From this new curve, we can get more realistic information:
- The producer’s surplus is often larger than the consumer’s surplus because it takes time to oversupply the market.
- The real world producer’s surplus is never as high as it is thought to be, unless there is a monopoly
- The producer’s surplus usually happens first and is followed by a consumer’s surplus much later when oversupply is achieved
When an overpriced product cannot be sold, its price is slashed, creating a bargain or ‘consumer surplus’. Normally, bargains are not so high, ranging from 5% to 50%, while 70%-90% discounts are rare. But the supply curve in Economics seems to say that 90% discounts are natural if an overly mass-produced product can’t be sold (the big yellow area in the Economics curves).
Our curves also show slight moral similarities and differences with those of Economics.

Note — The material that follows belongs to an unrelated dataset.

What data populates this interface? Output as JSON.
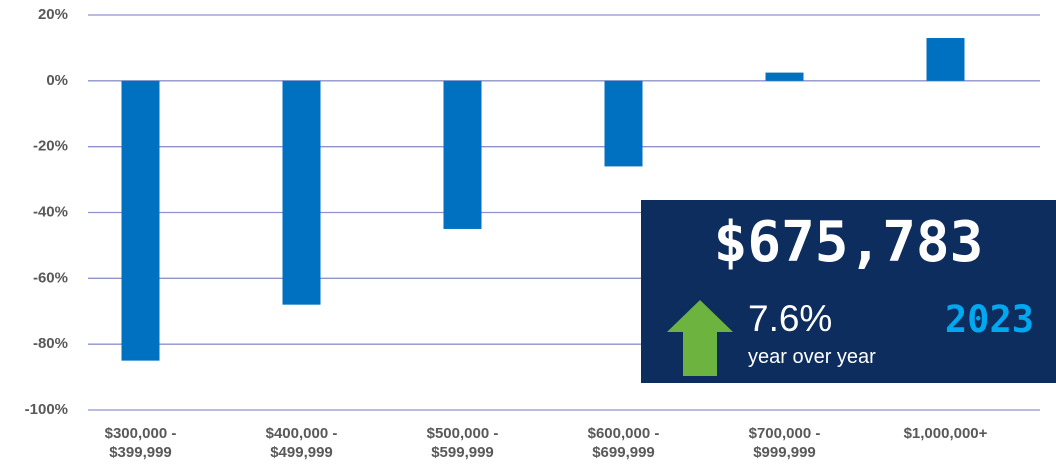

Whereas Economics sees producer’s and consumer’s surplus as bad, Superphysics sees consumer’s surplus as initially good since it is never bad to supply goods and services to all.
Consumption is the sole end and purpose of all production.. the interest of the producer ought to be attended to only so far as it may be necessary for promoting that of the consumer. The maxim is so perfectly self-evident that it would be absurd to attempt to prove it. But in the mercantile system the interest of the consumer is almost constantly sacrificed to that of the producer; it seems to consider production, and not consumption, as the ultimate end and object of all industry and commerce.
Adam Smith
Wealth of Nations Book 4
However, oversupply hurts the environment in the long run, and so we also see excessive consumer surplus and consumerism as bad. Therefore, while the goal of both Superphysics and Economics is balance, Superphysics ensures that supplies are delivered to everyone as they are needed, and not in excess, since it factors in the environment in its models through environmental limits* (unlike Economics). This real-time delivery and regulation system is then implemented by ISAIAH , which is our implementation of Socrates’ Guardians.